As to the second issue, it was argued by the Third Defendant that, analogous to package holiday claims, evidence of local standards of medical care was required. The Judge sidestepped this issue, as she found that there was an implied term in the contract that the First Defendant would operate to the standard of a UK surgeon (through representations on his website which she held were not “mere puffs”). She did, however, indicate that she “inclined strongly” to the view that package holiday analogies were not applicable – suggesting that evidence of local standards is not actually required, perhaps a surprising comment where even the FCDO acknowledges that “standard of medical facilities and available treatments vary widely around the world”.
As can be seen from this one example, cross-border cases such as this bring their own challenges, both legal and procedural: questions such as which courts have jurisdiction to hear the claim, who should be a party to the claim, which law is applicable both in tort and contract and whether evidence of local standards of medical care is required.
But even before that, there are potential issues arising out of medical tourism for medical professionals in the UK – doctors may be asked for advice before decisions are made (as the FCDO recommends), they may be asked to complete medical history forms to be passed on before travel and may be faced with dealing with post-operative complications.

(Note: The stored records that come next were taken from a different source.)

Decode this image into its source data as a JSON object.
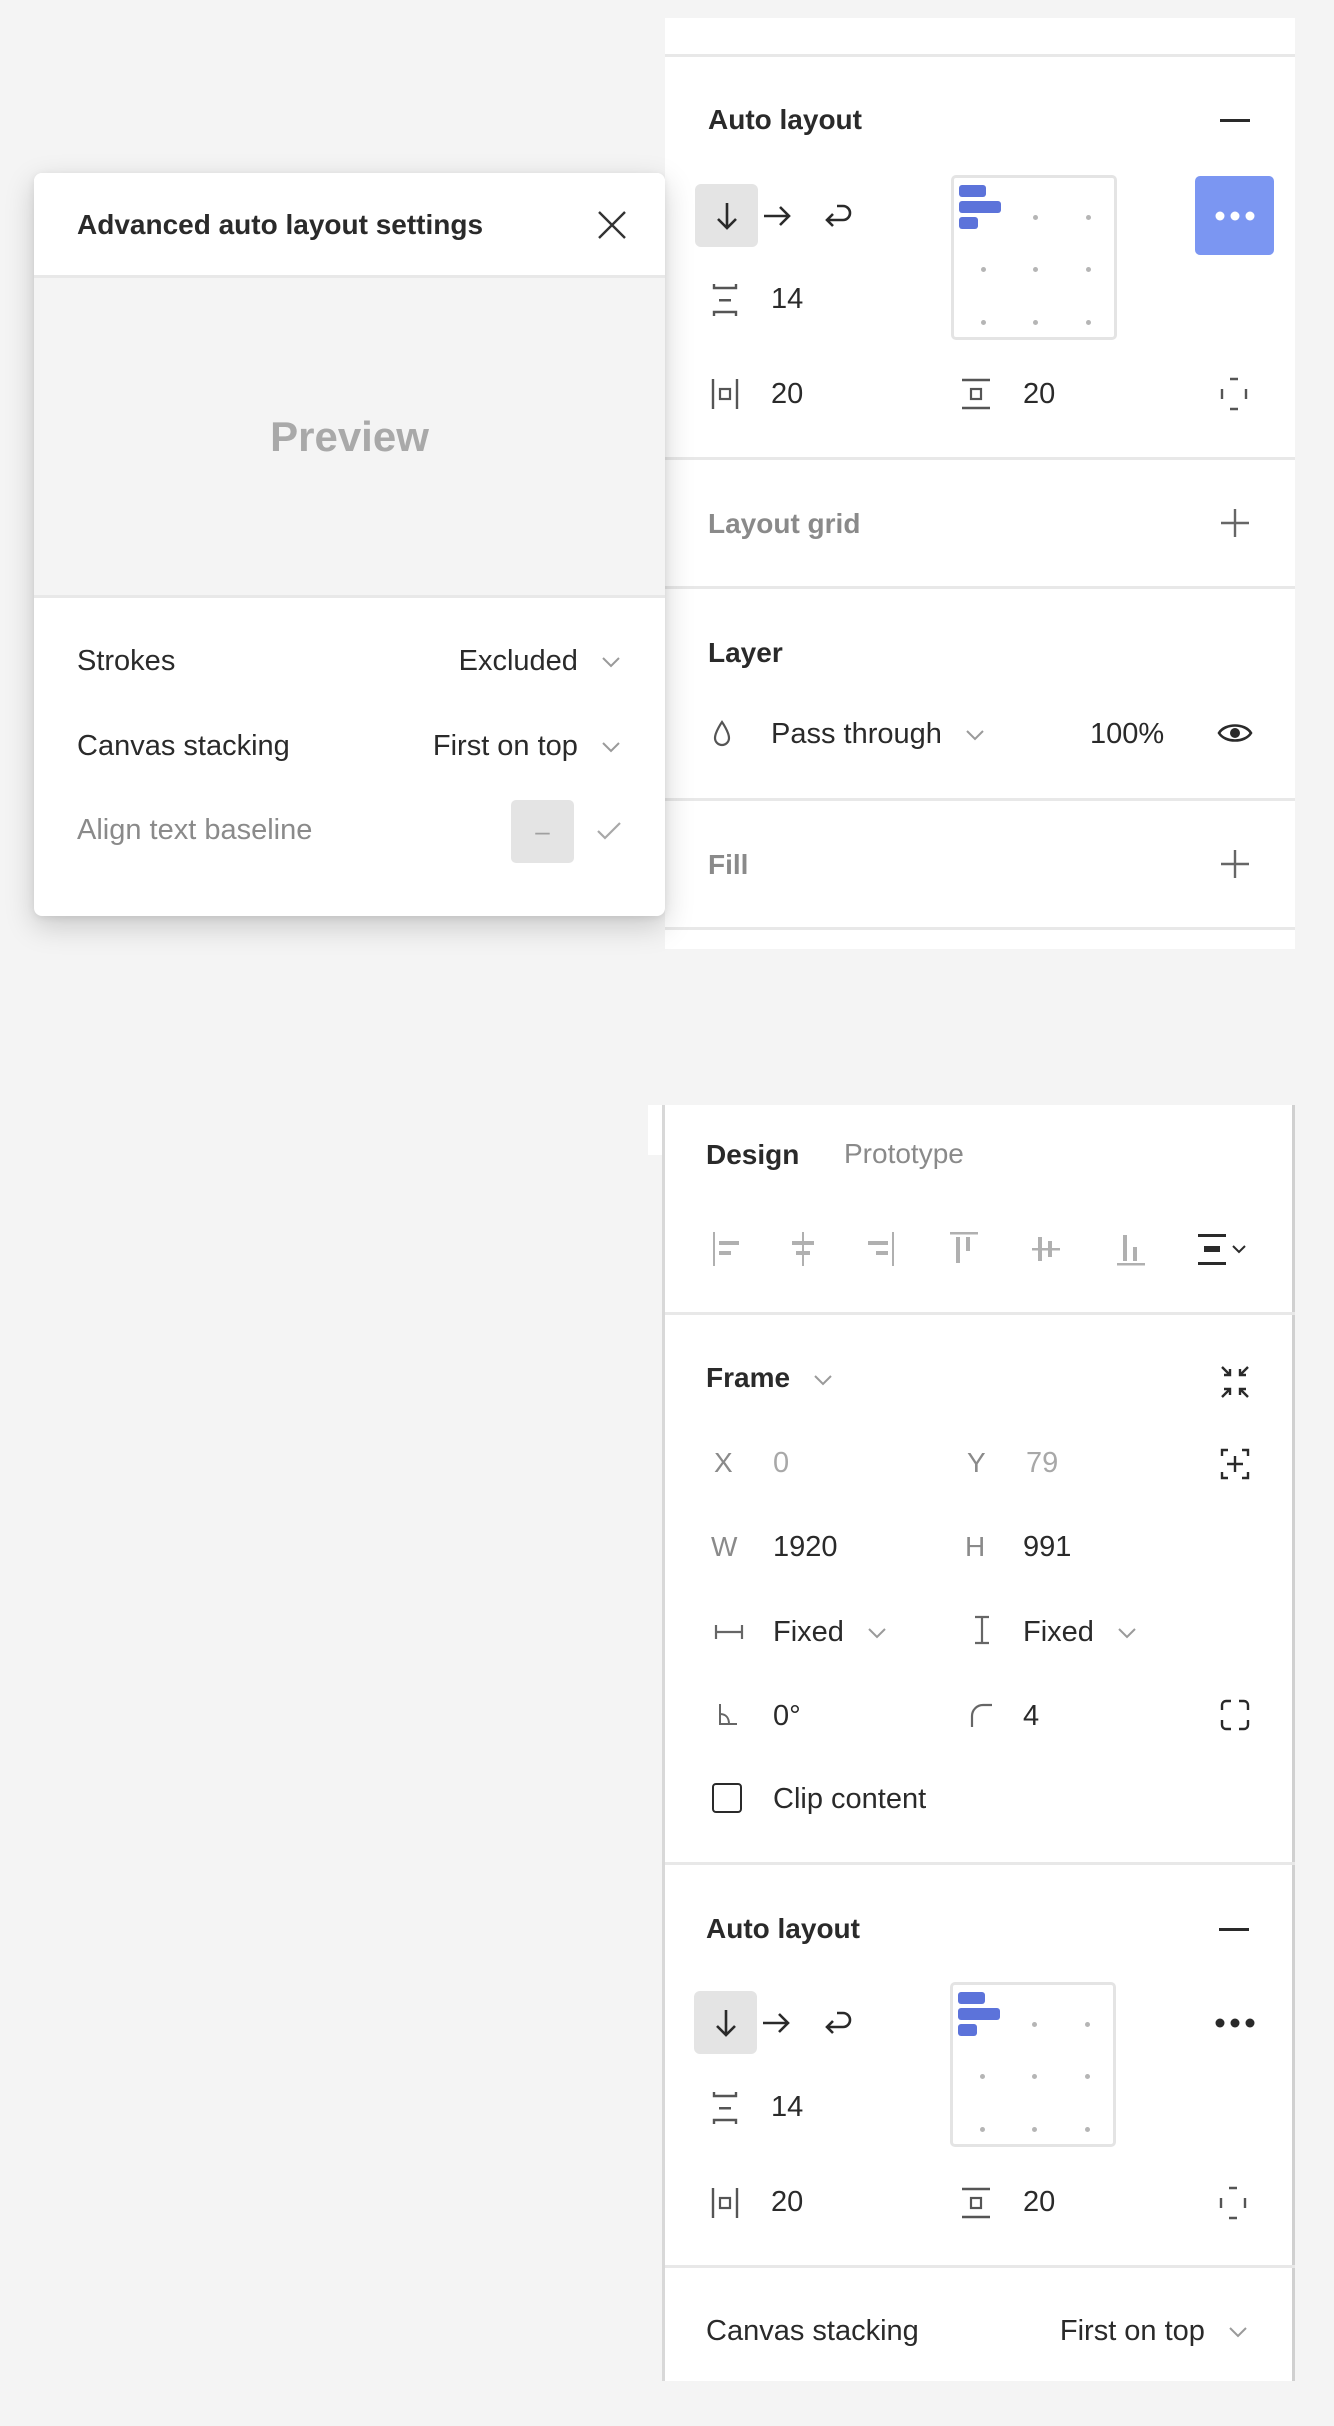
{
  "colors": {
    "accent_button": "#7b96f2",
    "alignment_bar": "#5c73da",
    "background": "#f4f4f4",
    "panel": "#ffffff",
    "text_primary": "#2a2a2a",
    "text_muted": "#8a8a8a"
  },
  "top_panel": {
    "auto_layout": {
      "title": "Auto layout",
      "remove_icon": "minus-icon",
      "direction_buttons": [
        {
          "icon": "arrow-down-icon",
          "label": "Vertical",
          "active": true
        },
        {
          "icon": "arrow-right-icon",
          "label": "Horizontal",
          "active": false
        },
        {
          "icon": "wrap-icon",
          "label": "Wrap",
          "active": false
        }
      ],
      "spacing_value": "14",
      "horizontal_padding": "20",
      "vertical_padding": "20",
      "alignment": "top-left",
      "more_button_icon": "more-horizontal-icon",
      "more_button_active": true
    },
    "layout_grid": {
      "title": "Layout grid",
      "add_icon": "plus-icon"
    },
    "layer": {
      "title": "Layer",
      "blend_mode": "Pass through",
      "opacity": "100%",
      "visibility_icon": "eye-icon"
    },
    "fill": {
      "title": "Fill",
      "add_icon": "plus-icon"
    }
  },
  "dialog": {
    "title": "Advanced auto layout settings",
    "close_icon": "close-icon",
    "preview_label": "Preview",
    "rows": [
      {
        "label": "Strokes",
        "value": "Excluded"
      },
      {
        "label": "Canvas stacking",
        "value": "First on top"
      },
      {
        "label": "Align text baseline",
        "value": "–",
        "disabled": true
      }
    ]
  },
  "bottom_panel": {
    "tabs": [
      {
        "label": "Design",
        "active": true
      },
      {
        "label": "Prototype",
        "active": false
      }
    ],
    "align_tools": [
      "align-left-icon",
      "align-horizontal-center-icon",
      "align-right-icon",
      "align-top-icon",
      "align-vertical-center-icon",
      "align-bottom-icon",
      "distribute-icon"
    ],
    "frame": {
      "title": "Frame",
      "x_label": "X",
      "x_value": "0",
      "y_label": "Y",
      "y_value": "79",
      "w_label": "W",
      "w_value": "1920",
      "h_label": "H",
      "h_value": "991",
      "width_mode": "Fixed",
      "height_mode": "Fixed",
      "rotation": "0°",
      "corner_radius": "4",
      "clip_content_label": "Clip content",
      "clip_content_checked": false
    },
    "auto_layout": {
      "title": "Auto layout",
      "spacing_value": "14",
      "horizontal_padding": "20",
      "vertical_padding": "20"
    },
    "canvas_stacking": {
      "label": "Canvas stacking",
      "value": "First on top"
    }
  }
}
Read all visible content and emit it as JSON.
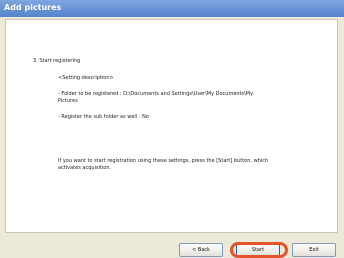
{
  "window": {
    "title": "Add pictures"
  },
  "content": {
    "step_heading": "3. Start registering",
    "description_label": "<Setting description>",
    "folder_line1": "- Folder to be registered :  D:\\Documents and Settings\\User\\My Documents\\My",
    "folder_line2": "Pictures",
    "subfolder_line": "- Register the sub folder as well :  No",
    "instruction_line1": "If you want to start registration using these settings, press the [Start] button, which",
    "instruction_line2": "activates acquisition."
  },
  "buttons": {
    "back_label": "< Back",
    "start_label": "Start",
    "exit_label": "Exit"
  },
  "colors": {
    "title_bar": "#6b93d6",
    "highlight": "#e4542a"
  }
}
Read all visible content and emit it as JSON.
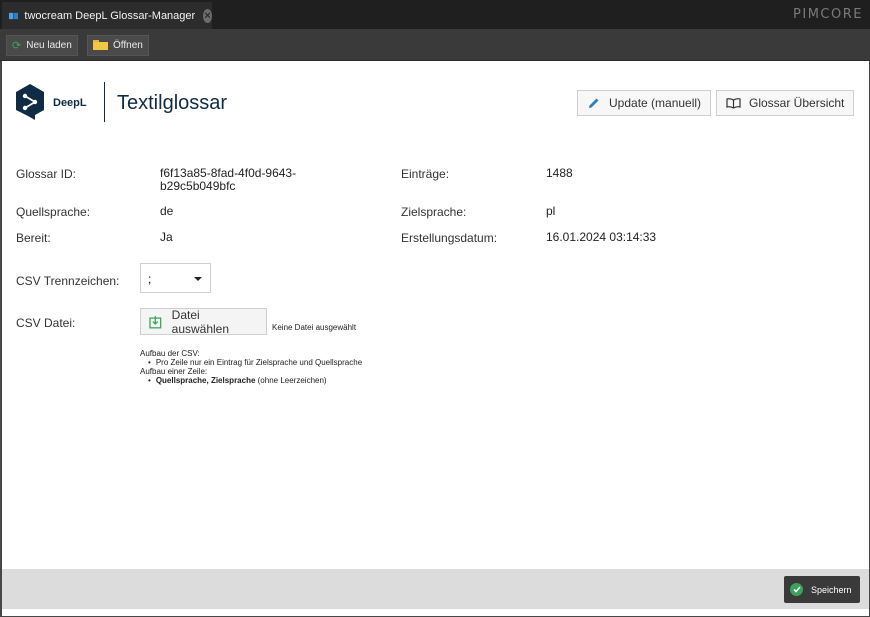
{
  "tab": {
    "title": "twocream DeepL Glossar-Manager",
    "close": "×"
  },
  "brand": "PIMCORE",
  "toolbar": {
    "reload_label": "Neu laden",
    "open_label": "Öffnen"
  },
  "header": {
    "logo_text": "DeepL",
    "title": "Textilglossar",
    "update_button": "Update (manuell)",
    "overview_button": "Glossar Übersicht"
  },
  "info": {
    "glossary_id_label": "Glossar ID:",
    "glossary_id_value_1": "f6f13a85-8fad-4f0d-9643-",
    "glossary_id_value_2": "b29c5b049bfc",
    "entries_label": "Einträge:",
    "entries_value": "1488",
    "source_label": "Quellsprache:",
    "source_value": "de",
    "target_label": "Zielsprache:",
    "target_value": "pl",
    "ready_label": "Bereit:",
    "ready_value": "Ja",
    "created_label": "Erstellungsdatum:",
    "created_value": "16.01.2024 03:14:33"
  },
  "csv": {
    "separator_label": "CSV Trennzeichen:",
    "separator_value": ";",
    "file_label": "CSV Datei:",
    "file_button": "Datei auswählen",
    "no_file": "Keine Datei ausgewählt",
    "help_title": "Aufbau der CSV:",
    "help_item_1": "Pro Zeile nur ein Eintrag für Zielsprache und Quellsprache",
    "help_subtitle": "Aufbau einer Zeile:",
    "help_item_2_bold": "Quellsprache, Zielsprache",
    "help_item_2_rest": " (ohne Leerzeichen)"
  },
  "footer": {
    "save_label": "Speichern"
  },
  "colors": {
    "deepl_navy": "#0f2b46",
    "save_green": "#3aa35a",
    "pimcore_dark": "#1f1f1f"
  },
  "icons": [
    "book-icon",
    "close-icon",
    "refresh-icon",
    "folder-icon",
    "deepl-logo",
    "pencil-icon",
    "open-book-icon",
    "upload-icon",
    "chevron-down-icon",
    "check-icon"
  ]
}
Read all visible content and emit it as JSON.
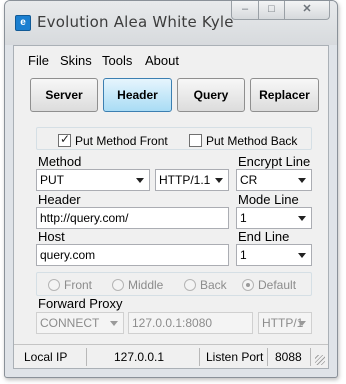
{
  "window": {
    "title": "Evolution Alea White Kyle"
  },
  "menu": [
    "File",
    "Skins",
    "Tools",
    "About"
  ],
  "tabs": [
    {
      "label": "Server",
      "active": false
    },
    {
      "label": "Header",
      "active": true
    },
    {
      "label": "Query",
      "active": false
    },
    {
      "label": "Replacer",
      "active": false
    }
  ],
  "options": {
    "put_method_front": {
      "label": "Put Method Front",
      "checked": true
    },
    "put_method_back": {
      "label": "Put Method Back",
      "checked": false
    }
  },
  "method": {
    "label": "Method",
    "value": "PUT",
    "protocol": "HTTP/1.1"
  },
  "encrypt_line": {
    "label": "Encrypt Line",
    "value": "CR"
  },
  "header": {
    "label": "Header",
    "value": "http://query.com/"
  },
  "mode_line": {
    "label": "Mode Line",
    "value": "1"
  },
  "host": {
    "label": "Host",
    "value": "query.com"
  },
  "end_line": {
    "label": "End Line",
    "value": "1"
  },
  "position": {
    "options": [
      "Front",
      "Middle",
      "Back",
      "Default"
    ],
    "selected": "Default"
  },
  "forward_proxy": {
    "label": "Forward Proxy",
    "method": "CONNECT",
    "address": "127.0.0.1:8080",
    "protocol": "HTTP/1"
  },
  "status": {
    "local_ip_label": "Local IP",
    "local_ip": "127.0.0.1",
    "listen_port_label": "Listen Port",
    "listen_port": "8088"
  },
  "colors": {
    "active_tab": "#a9dcf5",
    "window_frame": "#dfe3e8"
  }
}
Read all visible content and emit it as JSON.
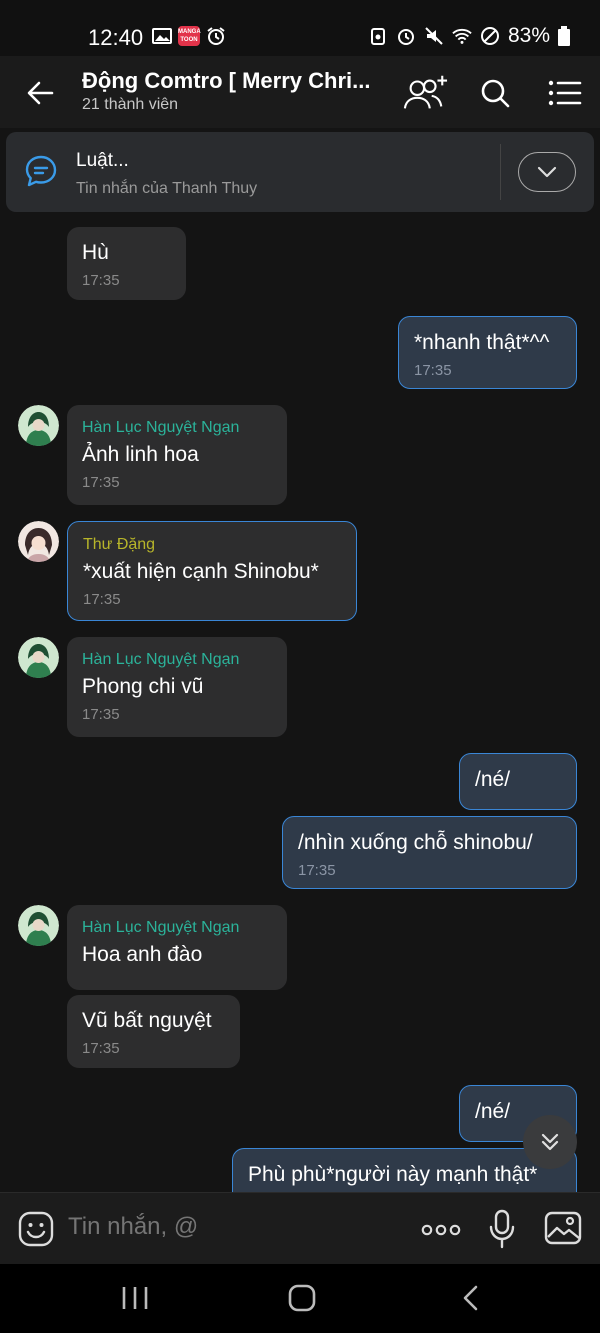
{
  "status_bar": {
    "time": "12:40",
    "battery": "83%",
    "manga_badge": "MANGA TOON"
  },
  "header": {
    "title": "Động Comtro [ Merry Chri...",
    "subtitle": "21 thành viên"
  },
  "pinned": {
    "title": "Luật...",
    "subtitle": "Tin nhắn của Thanh Thuy"
  },
  "messages": [
    {
      "id": "m1",
      "dir": "in",
      "text": "Hù",
      "time": "17:35"
    },
    {
      "id": "m2",
      "dir": "out",
      "text": "*nhanh thật*^^",
      "time": "17:35"
    },
    {
      "id": "m3",
      "dir": "in",
      "sender": "Hàn Lục Nguyệt Ngạn",
      "text": "Ảnh linh hoa",
      "time": "17:35"
    },
    {
      "id": "m4",
      "dir": "in",
      "sender": "Thư Đặng",
      "text": "*xuất hiện cạnh Shinobu*",
      "time": "17:35"
    },
    {
      "id": "m5",
      "dir": "in",
      "sender": "Hàn Lục Nguyệt Ngạn",
      "text": "Phong chi vũ",
      "time": "17:35"
    },
    {
      "id": "m6",
      "dir": "out",
      "text": "/né/"
    },
    {
      "id": "m7",
      "dir": "out",
      "text": "/nhìn xuống chỗ shinobu/",
      "time": "17:35"
    },
    {
      "id": "m8",
      "dir": "in",
      "sender": "Hàn Lục Nguyệt Ngạn",
      "text": "Hoa anh đào"
    },
    {
      "id": "m9",
      "dir": "in",
      "text": "Vũ bất nguyệt",
      "time": "17:35"
    },
    {
      "id": "m10",
      "dir": "out",
      "text": "/né/"
    },
    {
      "id": "m11",
      "dir": "out",
      "text": "Phù phù*người này mạnh thật*"
    }
  ],
  "composer": {
    "placeholder": "Tin nhắn, @"
  },
  "colors": {
    "sender_green": "#2bb39a",
    "sender_yellow": "#b7b52a",
    "accent_blue": "#3a86d6",
    "bubble_in": "#2d2d2e",
    "bubble_out": "#2f3a49"
  }
}
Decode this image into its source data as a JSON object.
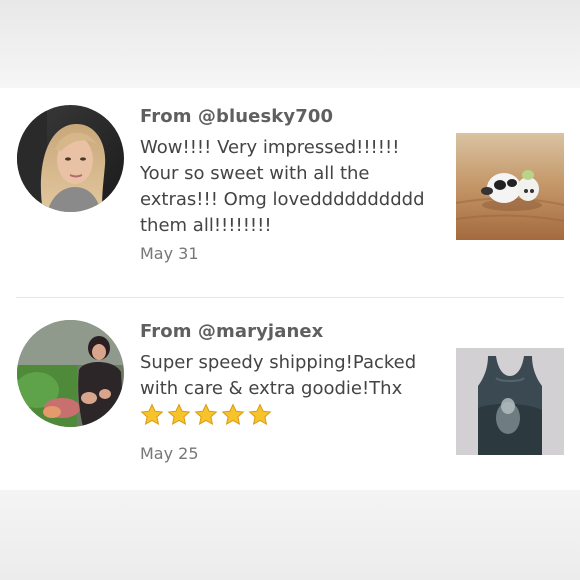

All of these bring challenges and risks in their own right.
Not only that, but this case has potentially wider ramifications in terms of the liabilities of surgeons vs clinics. The Judge took quite a clear view that, despite lack of documentary evidence, the Claimant had contracted with both the surgeon and the clinic and that both were responsible for the injuries caused. She did not look to differentiate between the losses and looked at the two parties together, deeming they were jointly and severally liable for the package of care provided.
It remains to be seen whether or not future cases follow this one, but this perhaps seems slightly at odds with the recent decision of Mabey v Mr Kulkarni (1) and St Joseph’s Hospital (2), where the Judge held that the hospital was not liable for any losses sustained where there is an independent surgeon whether by way of vicarious liability, contractually or via a non-delegable duty. You can read more about that case here.
What is certain, though, is that cross-border claims are likely to be the subject of more judicial scrutiny, as more patients choose to travel for their healthcare.